Can you imagine needing a new car but instead choosing to buy the individual component parts and assemble it yourself? As the purchaser, you are then left to assemble the pieces. This is a recipe for certain disaster.

Too often even sophisticated clients hire a captive manager and then find that the actuary is located in one state, the corporate lawyer—if one exists—is in another states, the tax lawyer in another, the auditors still somewhere else. At best, each is taking responsibility for only their piece of the puzzle and disclaiming broader responsibility. Even if that car makes it out of the driveway it is destined to be abandoned by the side of the road, with each of the component suppliers blaming another. No one warrants or stands behind the project as a whole.

So why are there a plethora of cell arrangements in the marketplace? Often a cell structure allows for a promoter with little to no captive experience to sell a sophisticated financial product with a tax and legal overlay, but with none of the costs, responsibility, or care. Imagine a sponsor able to present the client with form contracts, fill in some blanks and then collect a $75,000 annual fee and offer a captive for only $25,000 in capital.
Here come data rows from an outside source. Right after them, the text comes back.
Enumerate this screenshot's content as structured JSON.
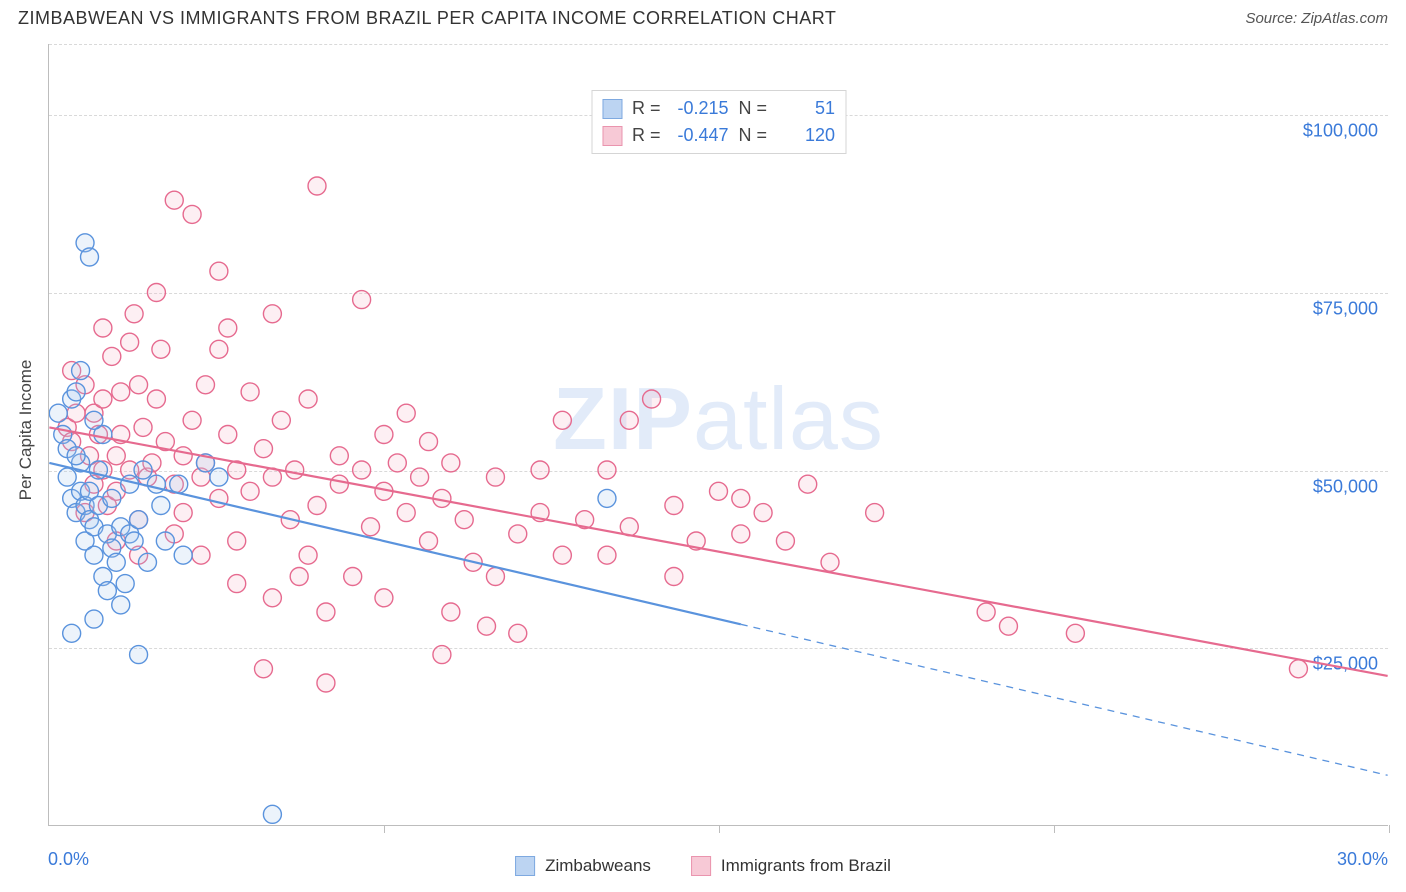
{
  "title": "ZIMBABWEAN VS IMMIGRANTS FROM BRAZIL PER CAPITA INCOME CORRELATION CHART",
  "source": "Source: ZipAtlas.com",
  "watermark_bold": "ZIP",
  "watermark_rest": "atlas",
  "y_axis_label": "Per Capita Income",
  "chart": {
    "type": "scatter",
    "background_color": "#ffffff",
    "grid_color": "#d9d9d9",
    "axis_color": "#bdbdbd",
    "tick_label_color": "#3a7ad9",
    "tick_fontsize": 18,
    "title_fontsize": 18,
    "title_color": "#333333",
    "xlim": [
      0.0,
      30.0
    ],
    "ylim": [
      0,
      110000
    ],
    "x_ticks": [
      0.0,
      7.5,
      15.0,
      22.5,
      30.0
    ],
    "x_tick_labels_shown": {
      "0": "0.0%",
      "30": "30.0%"
    },
    "y_gridlines": [
      25000,
      50000,
      75000,
      100000,
      110000
    ],
    "y_tick_labels": {
      "25000": "$25,000",
      "50000": "$50,000",
      "75000": "$75,000",
      "100000": "$100,000"
    },
    "marker_radius": 9,
    "marker_stroke_width": 1.4,
    "marker_fill_opacity": 0.22,
    "trend_line_width": 2.2
  },
  "series": {
    "zimbabweans": {
      "label": "Zimbabweans",
      "color_stroke": "#5a93dd",
      "color_fill": "#a9c7ef",
      "swatch_fill": "#bcd4f2",
      "swatch_border": "#7ea9e0",
      "R": "-0.215",
      "N": "51",
      "trend": {
        "x1": 0.0,
        "y1": 51000,
        "x2": 30.0,
        "y2": 7000,
        "solid_until_x": 15.5
      },
      "points": [
        [
          0.2,
          58000
        ],
        [
          0.3,
          55000
        ],
        [
          0.4,
          53000
        ],
        [
          0.4,
          49000
        ],
        [
          0.5,
          46000
        ],
        [
          0.5,
          60000
        ],
        [
          0.6,
          61000
        ],
        [
          0.6,
          44000
        ],
        [
          0.7,
          47000
        ],
        [
          0.7,
          51000
        ],
        [
          0.8,
          82000
        ],
        [
          0.9,
          80000
        ],
        [
          0.7,
          64000
        ],
        [
          0.8,
          45000
        ],
        [
          0.8,
          40000
        ],
        [
          0.9,
          43000
        ],
        [
          0.9,
          47000
        ],
        [
          1.0,
          38000
        ],
        [
          1.0,
          42000
        ],
        [
          1.1,
          45000
        ],
        [
          1.1,
          50000
        ],
        [
          1.2,
          55000
        ],
        [
          1.2,
          35000
        ],
        [
          1.3,
          33000
        ],
        [
          1.3,
          41000
        ],
        [
          1.4,
          39000
        ],
        [
          1.4,
          46000
        ],
        [
          1.5,
          37000
        ],
        [
          1.6,
          42000
        ],
        [
          1.6,
          31000
        ],
        [
          1.7,
          34000
        ],
        [
          1.8,
          41000
        ],
        [
          1.8,
          48000
        ],
        [
          1.9,
          40000
        ],
        [
          2.0,
          43000
        ],
        [
          2.1,
          50000
        ],
        [
          2.2,
          37000
        ],
        [
          2.4,
          48000
        ],
        [
          2.5,
          45000
        ],
        [
          2.6,
          40000
        ],
        [
          2.9,
          48000
        ],
        [
          3.0,
          38000
        ],
        [
          1.0,
          29000
        ],
        [
          0.5,
          27000
        ],
        [
          2.0,
          24000
        ],
        [
          5.0,
          1500
        ],
        [
          12.5,
          46000
        ],
        [
          3.5,
          51000
        ],
        [
          3.8,
          49000
        ],
        [
          1.0,
          57000
        ],
        [
          0.6,
          52000
        ]
      ]
    },
    "brazil": {
      "label": "Immigrants from Brazil",
      "color_stroke": "#e66a8f",
      "color_fill": "#f5b7c9",
      "swatch_fill": "#f7c9d6",
      "swatch_border": "#ea94ae",
      "R": "-0.447",
      "N": "120",
      "trend": {
        "x1": 0.0,
        "y1": 56000,
        "x2": 30.0,
        "y2": 21000,
        "solid_until_x": 30.0
      },
      "points": [
        [
          0.4,
          56000
        ],
        [
          0.5,
          54000
        ],
        [
          0.6,
          58000
        ],
        [
          0.8,
          62000
        ],
        [
          0.8,
          44000
        ],
        [
          0.9,
          52000
        ],
        [
          1.0,
          58000
        ],
        [
          1.0,
          48000
        ],
        [
          1.1,
          55000
        ],
        [
          1.2,
          60000
        ],
        [
          1.2,
          50000
        ],
        [
          1.3,
          45000
        ],
        [
          1.4,
          66000
        ],
        [
          1.5,
          52000
        ],
        [
          1.5,
          47000
        ],
        [
          1.6,
          55000
        ],
        [
          1.6,
          61000
        ],
        [
          1.8,
          68000
        ],
        [
          1.8,
          50000
        ],
        [
          1.9,
          72000
        ],
        [
          2.0,
          43000
        ],
        [
          2.0,
          62000
        ],
        [
          2.1,
          56000
        ],
        [
          2.2,
          49000
        ],
        [
          2.3,
          51000
        ],
        [
          2.4,
          60000
        ],
        [
          2.5,
          67000
        ],
        [
          2.6,
          54000
        ],
        [
          2.8,
          88000
        ],
        [
          2.8,
          48000
        ],
        [
          3.0,
          52000
        ],
        [
          3.0,
          44000
        ],
        [
          3.2,
          86000
        ],
        [
          3.2,
          57000
        ],
        [
          3.4,
          49000
        ],
        [
          3.5,
          62000
        ],
        [
          3.5,
          51000
        ],
        [
          3.8,
          46000
        ],
        [
          3.8,
          67000
        ],
        [
          4.0,
          70000
        ],
        [
          4.0,
          55000
        ],
        [
          4.2,
          50000
        ],
        [
          4.2,
          40000
        ],
        [
          4.5,
          61000
        ],
        [
          4.5,
          47000
        ],
        [
          4.8,
          53000
        ],
        [
          4.8,
          22000
        ],
        [
          5.0,
          49000
        ],
        [
          5.0,
          72000
        ],
        [
          5.2,
          57000
        ],
        [
          5.4,
          43000
        ],
        [
          5.5,
          50000
        ],
        [
          5.8,
          60000
        ],
        [
          5.8,
          38000
        ],
        [
          6.0,
          45000
        ],
        [
          6.0,
          90000
        ],
        [
          6.2,
          30000
        ],
        [
          6.5,
          52000
        ],
        [
          6.5,
          48000
        ],
        [
          6.8,
          35000
        ],
        [
          7.0,
          74000
        ],
        [
          7.0,
          50000
        ],
        [
          7.2,
          42000
        ],
        [
          7.5,
          55000
        ],
        [
          7.5,
          47000
        ],
        [
          7.8,
          51000
        ],
        [
          8.0,
          58000
        ],
        [
          8.0,
          44000
        ],
        [
          8.3,
          49000
        ],
        [
          8.5,
          54000
        ],
        [
          8.5,
          40000
        ],
        [
          8.8,
          46000
        ],
        [
          9.0,
          30000
        ],
        [
          9.0,
          51000
        ],
        [
          9.3,
          43000
        ],
        [
          9.5,
          37000
        ],
        [
          9.8,
          28000
        ],
        [
          10.0,
          35000
        ],
        [
          10.0,
          49000
        ],
        [
          10.5,
          41000
        ],
        [
          10.5,
          27000
        ],
        [
          11.0,
          44000
        ],
        [
          11.0,
          50000
        ],
        [
          11.5,
          38000
        ],
        [
          11.5,
          57000
        ],
        [
          12.0,
          43000
        ],
        [
          12.5,
          50000
        ],
        [
          12.5,
          38000
        ],
        [
          13.0,
          57000
        ],
        [
          13.0,
          42000
        ],
        [
          13.5,
          60000
        ],
        [
          14.0,
          45000
        ],
        [
          14.0,
          35000
        ],
        [
          14.5,
          40000
        ],
        [
          15.0,
          47000
        ],
        [
          15.5,
          46000
        ],
        [
          15.5,
          41000
        ],
        [
          16.0,
          44000
        ],
        [
          16.5,
          40000
        ],
        [
          17.0,
          48000
        ],
        [
          17.5,
          37000
        ],
        [
          18.5,
          44000
        ],
        [
          21.0,
          30000
        ],
        [
          21.5,
          28000
        ],
        [
          23.0,
          27000
        ],
        [
          28.0,
          22000
        ],
        [
          0.5,
          64000
        ],
        [
          1.2,
          70000
        ],
        [
          2.4,
          75000
        ],
        [
          3.8,
          78000
        ],
        [
          1.5,
          40000
        ],
        [
          2.0,
          38000
        ],
        [
          2.8,
          41000
        ],
        [
          3.4,
          38000
        ],
        [
          4.2,
          34000
        ],
        [
          5.0,
          32000
        ],
        [
          5.6,
          35000
        ],
        [
          7.5,
          32000
        ],
        [
          6.2,
          20000
        ],
        [
          8.8,
          24000
        ]
      ]
    }
  },
  "stats_legend": {
    "R_label": "R =",
    "N_label": "N ="
  }
}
Sometimes this is bolstered by a fill in the blank feasibility study, but rarely based on an on-site, professional evaluation. The manager types the client’s name into an LLC agreement and the captive is in place. Even the domicile cooperates upon payment of its formation fee.

Questions to ask

Who are the tax and legal professionals that designed the captive planning? Speak to them and have them explain their roles. Who stands behind the planning? Get it in writing and have the legal and professional team acknowledge that they represent you.

Visit the sponsor’s offices and meet your captive planning team. Many ‘captive managers’ operate virtual offices with the ‘team’ holding full-time jobs or working from home. The question is whether there is a team of professionals in place that can support and carry out the planning. This is often not the case.

Don’t expect your company’s consumer protection association or lawyer to know very much about captive and alternative risk planning. In the same way, you wouldn’t expect your ophthalmologist to be able to provide an appropriate treatment for your arthritis. You may get an answer, but don’t rely on it.

Will you control your own company? Is there a company manager who supersedes your role as the owner, director or officer? Examine the documents. Make sure that you will be receiving annual, audited statements of your own cell.

Require access to the other cells and to the core’s financials, and take precautions to ensure that your cell isn’t exposed to the acts of other cells or the core. Better yet, don’t choose a cell or a series arrangement—opt instead for a standalone captive.

Who is the captain of the ship? Captive planning is complicated. Who is taking overall responsibility? Get it in writing.

Who is responsible for evolving the planning as the tax law changes as it did in 2004, 2008 and again in 2015. Who is paying for the redesign of the captive when—not if—new legislation is enacted?

Is there a third-party component, for example, a pool, as part of the planning? Who has designed this and has it been tested? Understand the insurance and tax risks associated with the pool or risk sharing arrangement, and find out if it is audited and who controls it.

If you’re the type that wants to assemble a high-performance car on your own then a cell arrangement may be right for you. However, given that you’re about to embark on a long trip, you might want to pray that all of the components are working together.

For the rest of the business community that would rather have a turnkey approach, it may be time to examine or re-examine your LLC, PCC, series or cell planning and to consider returning to a traditional, standalone captive arrangement.